We can't possibly have run out of consumer app ideas in a decade or two, right?
For every small startup trying to build innovative robotics to solve a healthcare or agriculture problem, there's 10 startups getting 100x funding because they figured out how to put jpegs on the blockchain and the last guys that figured out how to do that had a nice exit...
I forgot what the economists call this but it's the characterization of housing market. The value of your current house is determined by the last few local sales and little else. All of the startups using the current in Vogue technology feel like that...
That’s all it is. That’s part of why Silicon Valley is so clout chasing and cargo culty. It’s entirely due to investor pressure to get immediate returns. Immediate returns mean you have to follow whatever the current hype is.

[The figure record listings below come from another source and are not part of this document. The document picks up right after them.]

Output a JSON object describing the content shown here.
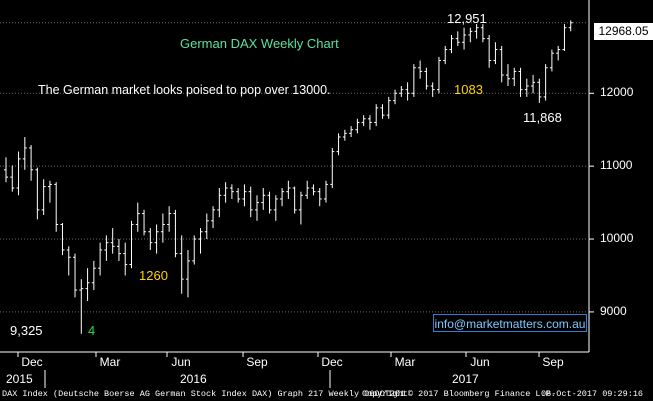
{
  "chart_data": {
    "type": "ohlc",
    "title": "German DAX Weekly Chart",
    "commentary": "The German market looks poised to pop over 13000.",
    "last_price": "12968.05",
    "ylim": [
      8450,
      13280
    ],
    "y_ticks": [
      {
        "value": 9000,
        "label": "9000"
      },
      {
        "value": 10000,
        "label": "10000"
      },
      {
        "value": 11000,
        "label": "11000"
      },
      {
        "value": 12000,
        "label": "12000"
      }
    ],
    "x_months": [
      "Dec",
      "Mar",
      "Jun",
      "Sep",
      "Dec",
      "Mar",
      "Jun",
      "Sep"
    ],
    "x_years": [
      "2015",
      "2016",
      "2017"
    ],
    "annotations": {
      "peak": "12,951",
      "trough": "11,868",
      "low": "9,325",
      "points_1083": "1083",
      "points_1260": "1260",
      "count": "4"
    },
    "contact": "info@marketmatters.com.au",
    "weekly_bars": [
      {
        "o": 10950,
        "h": 11120,
        "l": 10780,
        "c": 10850
      },
      {
        "o": 10850,
        "h": 11010,
        "l": 10650,
        "c": 10700
      },
      {
        "o": 10700,
        "h": 11200,
        "l": 10600,
        "c": 11100
      },
      {
        "o": 11100,
        "h": 11400,
        "l": 10950,
        "c": 11250
      },
      {
        "o": 11250,
        "h": 11290,
        "l": 10800,
        "c": 10950
      },
      {
        "o": 10950,
        "h": 10980,
        "l": 10270,
        "c": 10400
      },
      {
        "o": 10400,
        "h": 10820,
        "l": 10330,
        "c": 10720
      },
      {
        "o": 10720,
        "h": 10800,
        "l": 10500,
        "c": 10750
      },
      {
        "o": 10750,
        "h": 10780,
        "l": 10100,
        "c": 10200
      },
      {
        "o": 10200,
        "h": 10220,
        "l": 9780,
        "c": 9850
      },
      {
        "o": 9850,
        "h": 9900,
        "l": 9500,
        "c": 9750
      },
      {
        "o": 9750,
        "h": 9800,
        "l": 9200,
        "c": 9300
      },
      {
        "o": 9300,
        "h": 9450,
        "l": 8700,
        "c": 9320
      },
      {
        "o": 9320,
        "h": 9600,
        "l": 9150,
        "c": 9400
      },
      {
        "o": 9400,
        "h": 9700,
        "l": 9300,
        "c": 9600
      },
      {
        "o": 9600,
        "h": 9950,
        "l": 9500,
        "c": 9850
      },
      {
        "o": 9850,
        "h": 10050,
        "l": 9700,
        "c": 9950
      },
      {
        "o": 9950,
        "h": 10150,
        "l": 9800,
        "c": 9900
      },
      {
        "o": 9900,
        "h": 10000,
        "l": 9700,
        "c": 9800
      },
      {
        "o": 9800,
        "h": 9950,
        "l": 9500,
        "c": 9650
      },
      {
        "o": 9650,
        "h": 10250,
        "l": 9600,
        "c": 10200
      },
      {
        "o": 10200,
        "h": 10500,
        "l": 10100,
        "c": 10350
      },
      {
        "o": 10350,
        "h": 10400,
        "l": 10050,
        "c": 10100
      },
      {
        "o": 10100,
        "h": 10150,
        "l": 9850,
        "c": 9950
      },
      {
        "o": 9950,
        "h": 10200,
        "l": 9800,
        "c": 10100
      },
      {
        "o": 10100,
        "h": 10350,
        "l": 9950,
        "c": 10200
      },
      {
        "o": 10200,
        "h": 10450,
        "l": 10100,
        "c": 10350
      },
      {
        "o": 10350,
        "h": 10400,
        "l": 9750,
        "c": 9800
      },
      {
        "o": 9800,
        "h": 10050,
        "l": 9250,
        "c": 9450
      },
      {
        "o": 9450,
        "h": 9850,
        "l": 9200,
        "c": 9700
      },
      {
        "o": 9700,
        "h": 10050,
        "l": 9650,
        "c": 10000
      },
      {
        "o": 10000,
        "h": 10150,
        "l": 9800,
        "c": 10100
      },
      {
        "o": 10100,
        "h": 10350,
        "l": 10000,
        "c": 10250
      },
      {
        "o": 10250,
        "h": 10450,
        "l": 10150,
        "c": 10400
      },
      {
        "o": 10400,
        "h": 10700,
        "l": 10300,
        "c": 10600
      },
      {
        "o": 10600,
        "h": 10780,
        "l": 10500,
        "c": 10700
      },
      {
        "o": 10700,
        "h": 10750,
        "l": 10550,
        "c": 10650
      },
      {
        "o": 10650,
        "h": 10700,
        "l": 10500,
        "c": 10550
      },
      {
        "o": 10550,
        "h": 10750,
        "l": 10450,
        "c": 10650
      },
      {
        "o": 10650,
        "h": 10720,
        "l": 10300,
        "c": 10400
      },
      {
        "o": 10400,
        "h": 10600,
        "l": 10250,
        "c": 10500
      },
      {
        "o": 10500,
        "h": 10700,
        "l": 10400,
        "c": 10600
      },
      {
        "o": 10600,
        "h": 10650,
        "l": 10350,
        "c": 10400
      },
      {
        "o": 10400,
        "h": 10600,
        "l": 10250,
        "c": 10550
      },
      {
        "o": 10550,
        "h": 10700,
        "l": 10450,
        "c": 10650
      },
      {
        "o": 10650,
        "h": 10800,
        "l": 10550,
        "c": 10700
      },
      {
        "o": 10700,
        "h": 10720,
        "l": 10350,
        "c": 10400
      },
      {
        "o": 10400,
        "h": 10650,
        "l": 10200,
        "c": 10600
      },
      {
        "o": 10600,
        "h": 10800,
        "l": 10550,
        "c": 10700
      },
      {
        "o": 10700,
        "h": 10750,
        "l": 10600,
        "c": 10650
      },
      {
        "o": 10650,
        "h": 10700,
        "l": 10450,
        "c": 10550
      },
      {
        "o": 10550,
        "h": 10800,
        "l": 10500,
        "c": 10750
      },
      {
        "o": 10750,
        "h": 11250,
        "l": 10700,
        "c": 11200
      },
      {
        "o": 11200,
        "h": 11450,
        "l": 11150,
        "c": 11400
      },
      {
        "o": 11400,
        "h": 11500,
        "l": 11350,
        "c": 11450
      },
      {
        "o": 11450,
        "h": 11550,
        "l": 11400,
        "c": 11500
      },
      {
        "o": 11500,
        "h": 11650,
        "l": 11450,
        "c": 11600
      },
      {
        "o": 11600,
        "h": 11700,
        "l": 11550,
        "c": 11650
      },
      {
        "o": 11650,
        "h": 11700,
        "l": 11500,
        "c": 11600
      },
      {
        "o": 11600,
        "h": 11850,
        "l": 11550,
        "c": 11800
      },
      {
        "o": 11800,
        "h": 11850,
        "l": 11650,
        "c": 11700
      },
      {
        "o": 11700,
        "h": 11950,
        "l": 11650,
        "c": 11900
      },
      {
        "o": 11900,
        "h": 12050,
        "l": 11850,
        "c": 12000
      },
      {
        "o": 12000,
        "h": 12100,
        "l": 11950,
        "c": 12050
      },
      {
        "o": 12050,
        "h": 12150,
        "l": 11900,
        "c": 12000
      },
      {
        "o": 12000,
        "h": 12400,
        "l": 11950,
        "c": 12350
      },
      {
        "o": 12350,
        "h": 12450,
        "l": 12200,
        "c": 12300
      },
      {
        "o": 12300,
        "h": 12350,
        "l": 12050,
        "c": 12100
      },
      {
        "o": 12100,
        "h": 12150,
        "l": 11950,
        "c": 12050
      },
      {
        "o": 12050,
        "h": 12500,
        "l": 12000,
        "c": 12450
      },
      {
        "o": 12450,
        "h": 12650,
        "l": 12400,
        "c": 12600
      },
      {
        "o": 12600,
        "h": 12800,
        "l": 12550,
        "c": 12750
      },
      {
        "o": 12750,
        "h": 12850,
        "l": 12650,
        "c": 12700
      },
      {
        "o": 12700,
        "h": 12900,
        "l": 12600,
        "c": 12800
      },
      {
        "o": 12800,
        "h": 12900,
        "l": 12700,
        "c": 12850
      },
      {
        "o": 12850,
        "h": 12951,
        "l": 12750,
        "c": 12900
      },
      {
        "o": 12900,
        "h": 12950,
        "l": 12700,
        "c": 12750
      },
      {
        "o": 12750,
        "h": 12800,
        "l": 12350,
        "c": 12450
      },
      {
        "o": 12450,
        "h": 12700,
        "l": 12400,
        "c": 12600
      },
      {
        "o": 12600,
        "h": 12650,
        "l": 12150,
        "c": 12250
      },
      {
        "o": 12250,
        "h": 12400,
        "l": 12100,
        "c": 12200
      },
      {
        "o": 12200,
        "h": 12350,
        "l": 12100,
        "c": 12300
      },
      {
        "o": 12300,
        "h": 12350,
        "l": 11950,
        "c": 12050
      },
      {
        "o": 12050,
        "h": 12200,
        "l": 11950,
        "c": 12100
      },
      {
        "o": 12100,
        "h": 12250,
        "l": 12000,
        "c": 12150
      },
      {
        "o": 12150,
        "h": 12200,
        "l": 11868,
        "c": 11950
      },
      {
        "o": 11950,
        "h": 12400,
        "l": 11900,
        "c": 12350
      },
      {
        "o": 12350,
        "h": 12600,
        "l": 12300,
        "c": 12550
      },
      {
        "o": 12550,
        "h": 12650,
        "l": 12450,
        "c": 12600
      },
      {
        "o": 12600,
        "h": 12950,
        "l": 12580,
        "c": 12900
      },
      {
        "o": 12900,
        "h": 13000,
        "l": 12850,
        "c": 12968
      }
    ]
  },
  "footer": {
    "left": "DAX Index (Deutsche Boerse AG German Stock Index DAX) Graph 217  Weekly 06OCT201",
    "middle": "Copyright© 2017 Bloomberg Finance L.P.",
    "right": "06-Oct-2017 09:29:16"
  }
}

Is it IoT, crypto, nft, Uber for X, self driving, etc. etc.? That’s what you do. You follow whatever the hype is and bail after you get your desired return.
There’s no desire for a sustainable business. There’s a desire for other investors to be a sucker that holds the bag at the end.
> There’s a desire for other investors to be a sucker that holds the bag at the end.
I agree with everything you said except for these two sentences. If you take VC funding to build a sustainable business frankly you’re doomed from the get go. That’s not what a VC wants and it won’t get you funded. There are other routes to that.
What VCs want is if 99 of those startups fail, to be holding the Airbnb, uber, Anthropic at the end. Because holding that from the beginning will make you more money than any other option.
Most VCs doing 99 investments for the 1 big are akin to YC. They’re not doing series C for $100m and expecting 99 of those to fail. They’re expecting to get a return somewhat shortly back.
Holding the stock isn’t helpful for a VC unless they’re going to be using some financial mechanism for leverage - which means they’ve given it up for the other institution who now essentially owns it. A lot of these stocks aren’t giving you meaningful dividends. You have to sell or give up some form of control on them to be a successful VC. How else would you continue to invest?